High Performance Computing
High Performance Computing (HPC) performs complex calculations and processes data faster than traditional Compute. HPC uses bare metal servers, ultralow latency cluster networking, high-performance storage options, and parallel file systems. This infrastructure enables parallel processing for compute-intensive workloads such as artificial intelligence, deep learning, data analysis, scientific simulations, and any other highly intensive workload.
Getting Started with High Performance Computing
You can create a single-node HPC instance with the standard instance creation workflow. If you want to use multiple HPC instances in a RDMA network group, you can create them through a Cluster Networks with Instance Pools or Compute Clusters.

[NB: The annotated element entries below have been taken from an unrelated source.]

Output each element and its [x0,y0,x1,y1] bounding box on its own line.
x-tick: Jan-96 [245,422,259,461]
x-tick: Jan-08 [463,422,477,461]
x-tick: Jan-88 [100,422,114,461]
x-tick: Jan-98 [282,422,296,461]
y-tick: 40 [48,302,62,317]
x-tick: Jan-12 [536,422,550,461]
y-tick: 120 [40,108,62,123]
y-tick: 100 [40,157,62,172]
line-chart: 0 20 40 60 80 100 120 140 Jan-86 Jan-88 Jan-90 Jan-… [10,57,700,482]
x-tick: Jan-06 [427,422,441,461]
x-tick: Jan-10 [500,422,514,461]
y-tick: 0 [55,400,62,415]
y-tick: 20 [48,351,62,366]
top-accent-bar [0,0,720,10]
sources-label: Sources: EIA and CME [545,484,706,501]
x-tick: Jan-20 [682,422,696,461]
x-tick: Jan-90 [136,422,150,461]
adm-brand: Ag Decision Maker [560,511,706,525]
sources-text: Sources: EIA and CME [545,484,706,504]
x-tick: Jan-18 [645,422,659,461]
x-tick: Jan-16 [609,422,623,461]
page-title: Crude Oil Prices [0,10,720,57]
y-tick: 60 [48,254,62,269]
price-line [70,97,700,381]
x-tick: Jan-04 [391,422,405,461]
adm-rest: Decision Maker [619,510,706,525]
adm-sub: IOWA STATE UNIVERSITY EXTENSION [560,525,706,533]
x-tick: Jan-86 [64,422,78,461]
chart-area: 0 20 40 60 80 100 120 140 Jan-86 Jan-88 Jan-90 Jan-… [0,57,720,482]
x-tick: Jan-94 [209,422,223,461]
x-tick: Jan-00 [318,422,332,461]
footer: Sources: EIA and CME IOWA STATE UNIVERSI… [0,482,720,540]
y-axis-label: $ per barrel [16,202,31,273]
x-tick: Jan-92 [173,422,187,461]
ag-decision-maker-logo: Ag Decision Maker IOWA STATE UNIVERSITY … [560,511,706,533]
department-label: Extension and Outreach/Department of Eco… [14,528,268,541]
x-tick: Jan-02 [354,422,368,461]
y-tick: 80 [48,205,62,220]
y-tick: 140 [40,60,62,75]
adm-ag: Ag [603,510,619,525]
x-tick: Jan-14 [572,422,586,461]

Using RDMA Cluster Networks
Remote Direct Memory Access (RDMA) cluster networks are groups of high performance computing (HPC), GPU, or optimized instances that are connected with a high-bandwidth, ultra low-latency network. Each node in the cluster is a bare metal machine located in close physical proximity to the other nodes. A remote direct memory access (RDMA) network between nodes provides latency as low as single-digit microseconds, comparable to on-premises HPC clusters.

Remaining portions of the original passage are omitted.